I’m trying to convert some plots from R based examples to Julia.
The R examples are found here:
Essentially the single plot is a histogram of a probability distribution, with the corresponding Beta distribution plotted on top.
I’ve managed to do something similar in Plots.jl, but not quite…
My data is horse racing related, rather than baseball, and looks like this:
julia> trainers_sr_hundred_runs
380×4 DataFrame
│ Row │ trainer │ runs │ wins │ sr │
│ │ String │ Int64 │ Int64 │ Float64 │
├─────┼───────────────────┼───────┼───────┼───────────┤
│ 1 │ A P OBrien │ 394 │ 69 │ 0.175127 │
│ 2 │ Ed Dunlop │ 1711 │ 198 │ 0.115722 │
│ 3 │ Sir Henry Cecil │ 651 │ 128 │ 0.196621 │
⋮
│ 377 │ Mark Walford │ 190 │ 14 │ 0.0736842 │
│ 378 │ Rebecca Bastiman │ 113 │ 8 │ 0.0707965 │
│ 379 │ Heather Dalton │ 146 │ 11 │ 0.0753425 │
│ 380 │ Sarah Hollinshead │ 109 │ 6 │ 0.0550459 │
Code is:
using DataFrames
using Distributions
using Plots
using StatsPlots
# Plot histogram of trainers strike rate, more than 100 runs
gr()
histogram(trainers_sr_hundred_runs.sr, label = "Strike Rate")

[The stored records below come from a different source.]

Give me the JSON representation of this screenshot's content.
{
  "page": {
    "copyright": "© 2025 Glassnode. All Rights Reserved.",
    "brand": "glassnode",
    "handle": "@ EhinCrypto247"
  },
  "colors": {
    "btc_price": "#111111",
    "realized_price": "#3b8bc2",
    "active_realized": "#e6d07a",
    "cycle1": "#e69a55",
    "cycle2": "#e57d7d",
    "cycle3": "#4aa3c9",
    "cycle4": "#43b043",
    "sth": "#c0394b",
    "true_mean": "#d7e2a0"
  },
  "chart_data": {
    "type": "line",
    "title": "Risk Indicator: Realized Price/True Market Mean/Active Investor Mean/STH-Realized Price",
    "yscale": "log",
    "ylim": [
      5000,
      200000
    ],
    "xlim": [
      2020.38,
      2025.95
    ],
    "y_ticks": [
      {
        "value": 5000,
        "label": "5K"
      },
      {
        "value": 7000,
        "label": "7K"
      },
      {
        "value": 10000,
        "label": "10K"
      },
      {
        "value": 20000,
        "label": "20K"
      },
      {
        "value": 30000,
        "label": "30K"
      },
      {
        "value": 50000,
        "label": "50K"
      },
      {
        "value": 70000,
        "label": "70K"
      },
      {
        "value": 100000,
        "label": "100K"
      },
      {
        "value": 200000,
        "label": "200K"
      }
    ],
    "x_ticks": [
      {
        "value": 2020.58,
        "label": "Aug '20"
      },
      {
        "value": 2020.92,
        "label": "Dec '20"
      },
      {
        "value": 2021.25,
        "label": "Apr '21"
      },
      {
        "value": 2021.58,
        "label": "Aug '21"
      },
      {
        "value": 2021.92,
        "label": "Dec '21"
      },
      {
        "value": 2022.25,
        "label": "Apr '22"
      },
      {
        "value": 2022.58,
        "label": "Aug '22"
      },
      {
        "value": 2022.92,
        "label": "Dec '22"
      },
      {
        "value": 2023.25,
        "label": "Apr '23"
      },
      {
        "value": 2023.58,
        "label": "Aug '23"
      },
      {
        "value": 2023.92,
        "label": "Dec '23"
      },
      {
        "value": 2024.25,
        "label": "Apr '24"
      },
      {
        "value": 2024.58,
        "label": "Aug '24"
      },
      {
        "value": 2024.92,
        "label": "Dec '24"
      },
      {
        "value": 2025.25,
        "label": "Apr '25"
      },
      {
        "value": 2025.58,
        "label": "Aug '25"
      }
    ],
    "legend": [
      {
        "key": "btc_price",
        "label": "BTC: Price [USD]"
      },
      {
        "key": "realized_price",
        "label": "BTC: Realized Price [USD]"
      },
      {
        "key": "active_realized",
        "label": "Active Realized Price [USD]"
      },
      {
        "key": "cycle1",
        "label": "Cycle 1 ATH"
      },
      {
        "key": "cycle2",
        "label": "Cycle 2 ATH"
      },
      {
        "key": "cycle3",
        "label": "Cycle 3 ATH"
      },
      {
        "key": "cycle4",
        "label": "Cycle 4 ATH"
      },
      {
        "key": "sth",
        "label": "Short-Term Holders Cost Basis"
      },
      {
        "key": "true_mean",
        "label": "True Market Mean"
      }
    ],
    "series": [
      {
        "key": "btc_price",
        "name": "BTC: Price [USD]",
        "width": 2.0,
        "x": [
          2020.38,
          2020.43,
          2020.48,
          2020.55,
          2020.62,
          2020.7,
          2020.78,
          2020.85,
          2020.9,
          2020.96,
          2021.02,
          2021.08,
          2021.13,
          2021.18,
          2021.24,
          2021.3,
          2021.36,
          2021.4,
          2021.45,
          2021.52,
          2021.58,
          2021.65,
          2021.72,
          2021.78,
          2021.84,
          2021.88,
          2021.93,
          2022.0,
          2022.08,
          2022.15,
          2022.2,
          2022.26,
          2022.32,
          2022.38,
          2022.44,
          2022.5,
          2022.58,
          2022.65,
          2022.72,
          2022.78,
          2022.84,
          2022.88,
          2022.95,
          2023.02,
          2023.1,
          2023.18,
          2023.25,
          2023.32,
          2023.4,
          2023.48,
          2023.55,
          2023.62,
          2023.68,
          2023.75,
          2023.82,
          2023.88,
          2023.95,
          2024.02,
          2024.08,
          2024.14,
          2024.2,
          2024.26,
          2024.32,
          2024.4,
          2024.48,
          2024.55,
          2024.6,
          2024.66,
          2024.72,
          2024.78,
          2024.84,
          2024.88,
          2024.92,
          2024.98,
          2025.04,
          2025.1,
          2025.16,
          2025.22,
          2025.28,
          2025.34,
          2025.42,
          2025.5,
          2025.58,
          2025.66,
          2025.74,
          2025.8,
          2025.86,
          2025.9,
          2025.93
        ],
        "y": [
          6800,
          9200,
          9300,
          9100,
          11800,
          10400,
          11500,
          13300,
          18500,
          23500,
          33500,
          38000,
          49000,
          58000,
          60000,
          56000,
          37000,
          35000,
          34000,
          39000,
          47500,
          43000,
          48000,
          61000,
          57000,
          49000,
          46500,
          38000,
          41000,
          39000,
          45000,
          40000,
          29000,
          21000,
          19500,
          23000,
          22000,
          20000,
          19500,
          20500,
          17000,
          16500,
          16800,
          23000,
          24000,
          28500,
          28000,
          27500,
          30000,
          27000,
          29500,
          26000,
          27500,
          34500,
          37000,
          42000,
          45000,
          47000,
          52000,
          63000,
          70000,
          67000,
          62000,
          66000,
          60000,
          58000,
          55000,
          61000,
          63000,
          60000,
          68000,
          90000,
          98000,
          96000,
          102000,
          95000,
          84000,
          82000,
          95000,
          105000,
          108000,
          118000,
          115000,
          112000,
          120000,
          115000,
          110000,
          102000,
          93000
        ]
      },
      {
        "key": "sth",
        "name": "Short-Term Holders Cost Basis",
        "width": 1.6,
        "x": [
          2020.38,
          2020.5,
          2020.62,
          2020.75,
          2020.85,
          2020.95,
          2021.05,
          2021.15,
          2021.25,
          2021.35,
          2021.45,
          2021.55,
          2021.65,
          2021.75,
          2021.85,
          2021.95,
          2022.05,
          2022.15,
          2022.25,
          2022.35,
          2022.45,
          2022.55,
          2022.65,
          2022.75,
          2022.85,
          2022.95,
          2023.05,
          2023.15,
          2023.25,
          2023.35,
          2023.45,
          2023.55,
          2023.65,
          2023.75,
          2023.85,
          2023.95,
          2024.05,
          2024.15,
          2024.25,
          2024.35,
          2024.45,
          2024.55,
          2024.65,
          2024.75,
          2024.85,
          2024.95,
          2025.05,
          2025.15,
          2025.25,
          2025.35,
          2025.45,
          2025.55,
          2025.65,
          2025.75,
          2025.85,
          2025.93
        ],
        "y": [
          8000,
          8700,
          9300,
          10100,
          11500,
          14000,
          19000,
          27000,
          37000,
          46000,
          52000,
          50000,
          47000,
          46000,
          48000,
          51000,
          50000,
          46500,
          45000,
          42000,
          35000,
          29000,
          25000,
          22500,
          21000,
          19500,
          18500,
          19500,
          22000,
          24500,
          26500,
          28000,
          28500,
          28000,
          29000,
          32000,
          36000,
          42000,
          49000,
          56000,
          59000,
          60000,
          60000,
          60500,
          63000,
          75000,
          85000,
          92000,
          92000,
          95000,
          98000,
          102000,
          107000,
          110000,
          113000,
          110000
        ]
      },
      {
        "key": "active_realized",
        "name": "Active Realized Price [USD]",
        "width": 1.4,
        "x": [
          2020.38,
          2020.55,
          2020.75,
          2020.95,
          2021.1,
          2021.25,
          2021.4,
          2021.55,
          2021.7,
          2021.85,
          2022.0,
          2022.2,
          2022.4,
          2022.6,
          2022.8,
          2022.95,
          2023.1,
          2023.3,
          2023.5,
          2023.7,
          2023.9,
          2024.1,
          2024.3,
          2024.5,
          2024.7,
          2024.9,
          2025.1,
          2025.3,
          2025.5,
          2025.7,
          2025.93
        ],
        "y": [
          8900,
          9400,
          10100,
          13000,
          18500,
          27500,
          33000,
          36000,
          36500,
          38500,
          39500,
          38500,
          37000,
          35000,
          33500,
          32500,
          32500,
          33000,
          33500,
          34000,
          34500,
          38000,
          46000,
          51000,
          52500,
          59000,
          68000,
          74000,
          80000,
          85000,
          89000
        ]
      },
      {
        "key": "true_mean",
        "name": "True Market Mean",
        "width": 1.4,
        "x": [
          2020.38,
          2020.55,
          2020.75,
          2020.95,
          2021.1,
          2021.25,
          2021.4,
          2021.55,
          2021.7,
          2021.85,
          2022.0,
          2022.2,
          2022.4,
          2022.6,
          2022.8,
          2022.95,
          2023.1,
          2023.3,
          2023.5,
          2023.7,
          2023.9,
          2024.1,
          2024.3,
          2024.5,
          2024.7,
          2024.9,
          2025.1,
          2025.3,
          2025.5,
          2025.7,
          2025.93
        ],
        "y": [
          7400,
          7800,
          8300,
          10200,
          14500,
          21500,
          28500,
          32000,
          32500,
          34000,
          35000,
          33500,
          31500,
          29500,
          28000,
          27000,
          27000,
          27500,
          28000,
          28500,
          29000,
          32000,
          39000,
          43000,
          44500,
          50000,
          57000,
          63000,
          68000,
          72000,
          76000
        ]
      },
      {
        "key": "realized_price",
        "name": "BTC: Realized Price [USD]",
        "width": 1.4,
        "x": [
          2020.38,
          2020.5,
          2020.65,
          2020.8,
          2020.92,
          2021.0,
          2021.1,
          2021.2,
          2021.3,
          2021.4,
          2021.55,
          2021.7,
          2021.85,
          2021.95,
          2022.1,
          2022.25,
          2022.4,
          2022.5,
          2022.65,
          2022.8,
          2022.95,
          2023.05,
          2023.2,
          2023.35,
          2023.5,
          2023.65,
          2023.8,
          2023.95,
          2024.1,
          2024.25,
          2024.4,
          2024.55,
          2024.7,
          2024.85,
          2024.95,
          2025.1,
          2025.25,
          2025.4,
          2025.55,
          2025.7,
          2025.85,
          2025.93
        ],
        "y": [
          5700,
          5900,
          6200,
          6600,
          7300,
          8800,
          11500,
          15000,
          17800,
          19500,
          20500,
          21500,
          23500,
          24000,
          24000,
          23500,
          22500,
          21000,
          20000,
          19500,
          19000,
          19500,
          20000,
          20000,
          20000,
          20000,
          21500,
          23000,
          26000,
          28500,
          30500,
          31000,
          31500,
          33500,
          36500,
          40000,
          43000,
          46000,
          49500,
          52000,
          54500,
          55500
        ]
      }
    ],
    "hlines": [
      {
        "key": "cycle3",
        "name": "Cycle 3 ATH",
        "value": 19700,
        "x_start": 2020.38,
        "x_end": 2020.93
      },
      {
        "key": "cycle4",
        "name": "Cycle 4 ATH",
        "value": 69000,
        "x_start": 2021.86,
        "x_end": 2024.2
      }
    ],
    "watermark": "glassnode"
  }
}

# Fit Beta distirbution to find alpha and beta
alpha_beta = fit(Beta, trainers_sr_hundred_runs.sr)
# Store alpha and beta in a named tuple
alpha_beta_tup = Distributions.params(alpha_beta)
# Plot the Beta distribution over the histogram
plot!(Beta(alpha_beta_tup[1], alpha_beta_tup[2]))
Created plot looks like:
The problem looks like the Beta distribution is continuing out to 1, which makes some sense, but there’s no histogram values out there. So, perhaps the question is, how do I limit the Beta distribution plot to end at the largest value in the histogram/distribution.
Secondly, in the R examples, you’ll notice the y-axis of the combined plots is density rather than counts. I tried in Plots.jl starting with the Beta distribution and then the histogram, but it didn’t seem to make much difference. How does one set the y-axis to correspond with the second plot?